Ook om andere redenen komt echter de beslissing van de rechtbank voor vernietiging in aanmerking. Eiseres betoogt daartoe het navolgende.
De rechtbank overweegt dat kennelijk geen afdoende volmacht in het procesdossier aanwezig was. Eiseres betoogt dat dit getuigt van een onjuiste rechtsopvatting, en dat de rechtbank Overijssel bij haar gevolmachtigde en zijn collega's bekend staat als een rechtbank die zich bedient van excessief formalisme op dit punt. Deze proceshouding van de rechtbank heeft reeds geleid tot een toegewezen wrakingsverzoek in een andere zaak.1. Betogen die worden gevoerd, en waarbij wordt verwezen naar rechtspraak van uw Raad, of van andere hoge rechtscolleges zoals de Centrale Raad of de Afdeling worden door de rechtbank steevast weggeschreven met enkele onbegrijpelijke en korte zinnen.2. Ter adstructie van dit standpunt wordt nog verwezen naar een recente uitspraak van de Afdeling.3.
Gelet op de uitspraak van uw Raad van 7 maart 2014, ECLI:NL:HR:2014:446 valt niet in te zien, zoals de rechtbank overweegt, dat uit het procesdossier de vertegenwoordigingsbevoegdheid van de gevolmachtige van eiseres niet in afdoende mate zou blijken. Immers, uit niets blijkt dat een natte handtekening vereist is.
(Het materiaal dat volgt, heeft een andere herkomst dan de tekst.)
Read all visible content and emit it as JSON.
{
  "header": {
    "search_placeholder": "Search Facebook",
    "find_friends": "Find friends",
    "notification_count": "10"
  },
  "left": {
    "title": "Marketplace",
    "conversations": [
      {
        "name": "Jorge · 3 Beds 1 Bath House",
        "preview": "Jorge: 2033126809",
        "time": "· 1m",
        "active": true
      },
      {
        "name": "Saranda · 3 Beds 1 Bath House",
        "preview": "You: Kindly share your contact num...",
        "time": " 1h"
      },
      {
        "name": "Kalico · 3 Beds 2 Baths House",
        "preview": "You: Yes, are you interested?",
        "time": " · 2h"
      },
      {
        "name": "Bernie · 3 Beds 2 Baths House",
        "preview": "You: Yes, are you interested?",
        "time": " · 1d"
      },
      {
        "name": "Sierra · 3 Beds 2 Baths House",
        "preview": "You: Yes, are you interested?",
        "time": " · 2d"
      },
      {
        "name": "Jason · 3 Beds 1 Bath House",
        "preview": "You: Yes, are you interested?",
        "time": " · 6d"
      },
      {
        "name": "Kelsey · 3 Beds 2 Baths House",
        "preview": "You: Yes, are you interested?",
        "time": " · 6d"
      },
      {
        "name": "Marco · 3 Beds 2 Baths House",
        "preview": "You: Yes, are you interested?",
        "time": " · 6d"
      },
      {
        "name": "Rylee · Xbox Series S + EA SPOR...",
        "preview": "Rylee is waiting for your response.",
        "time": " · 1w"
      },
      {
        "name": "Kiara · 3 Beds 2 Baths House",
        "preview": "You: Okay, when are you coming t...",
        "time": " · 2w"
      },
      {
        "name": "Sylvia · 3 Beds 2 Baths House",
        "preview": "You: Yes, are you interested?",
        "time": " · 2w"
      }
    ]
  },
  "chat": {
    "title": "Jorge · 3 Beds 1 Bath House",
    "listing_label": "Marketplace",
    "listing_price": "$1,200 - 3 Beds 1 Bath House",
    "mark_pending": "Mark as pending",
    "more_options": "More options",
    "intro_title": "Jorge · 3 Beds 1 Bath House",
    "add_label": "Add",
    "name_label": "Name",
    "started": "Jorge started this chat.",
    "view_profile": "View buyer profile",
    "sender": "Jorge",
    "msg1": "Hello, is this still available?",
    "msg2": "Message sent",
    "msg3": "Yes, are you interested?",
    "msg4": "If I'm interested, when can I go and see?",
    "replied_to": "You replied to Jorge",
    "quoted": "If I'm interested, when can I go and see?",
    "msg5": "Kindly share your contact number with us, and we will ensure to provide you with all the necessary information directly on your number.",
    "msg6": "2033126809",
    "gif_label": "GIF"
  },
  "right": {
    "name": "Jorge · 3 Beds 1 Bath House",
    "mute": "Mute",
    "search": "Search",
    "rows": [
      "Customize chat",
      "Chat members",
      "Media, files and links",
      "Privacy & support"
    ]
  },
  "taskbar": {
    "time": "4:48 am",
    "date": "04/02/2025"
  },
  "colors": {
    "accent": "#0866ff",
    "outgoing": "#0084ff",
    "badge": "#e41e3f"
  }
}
Dat de rechtbank kennelijk onwelwillend is om justitiabelen zoals eiseres in hun beroep te ontvangen volgt eveneens uit de concrete feiten en omstandigheden in deze zaak. Eiseres licht dat toe.
Bij brieven van 1 april 2016 en 16 juni 2016 verzoekt de rechtbank om toezending van een nieuwe machtiging, kennelijk omdat de reeds overgelegde machtiging niet specifiek genoeg is. Gelet op de redactie van die brief is niet in geschil dat de reeds overgelegde volmacht door eiseres is ingevuld en ondertekend. Immers, de rechtbank spreekt in die brief over.
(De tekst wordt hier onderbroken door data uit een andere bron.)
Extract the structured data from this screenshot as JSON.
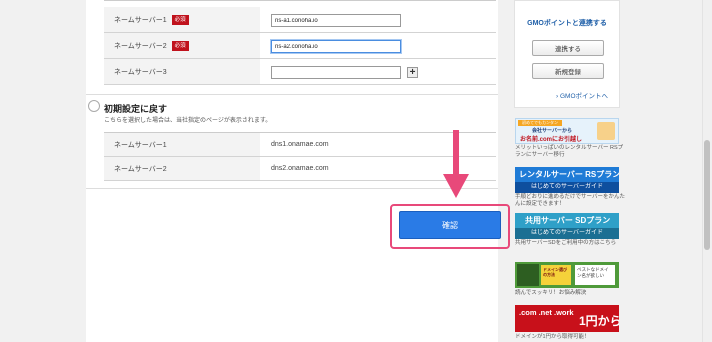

‘Bij dit beroepschrift is een door uw cliënte ondertekende volmacht overgelegd (…)’
Bij brief van 19 augustus 2016 verzoekt de rechtbank weer om toezending van een nieuwe machtiging. In die brief meldt de rechtbank, onder verwijzing naar een Afdelingsuitspraak, dat de overgelegde volmacht kennelijk toch afdoende concreet geformuleerd is. De rechtbank komt blijkbaar terug van haar standpunt zoals verwoord in de brieven van 1 april 2016 en 16 juni 2016. In de brief van 19 augustus 2016 echter meent de rechtbank dat slechts uit een volmacht die voorzien is van een originele handtekening in afdoende mate de vertegenwoordigingsbevoegdheid blijkt. Eiseres wordt in die brief evenwel niet gewezen op de mogelijke gevolgen die verbonden kunnen worden aan het niet voldoen aan de door de rechtbank gestelde eisen.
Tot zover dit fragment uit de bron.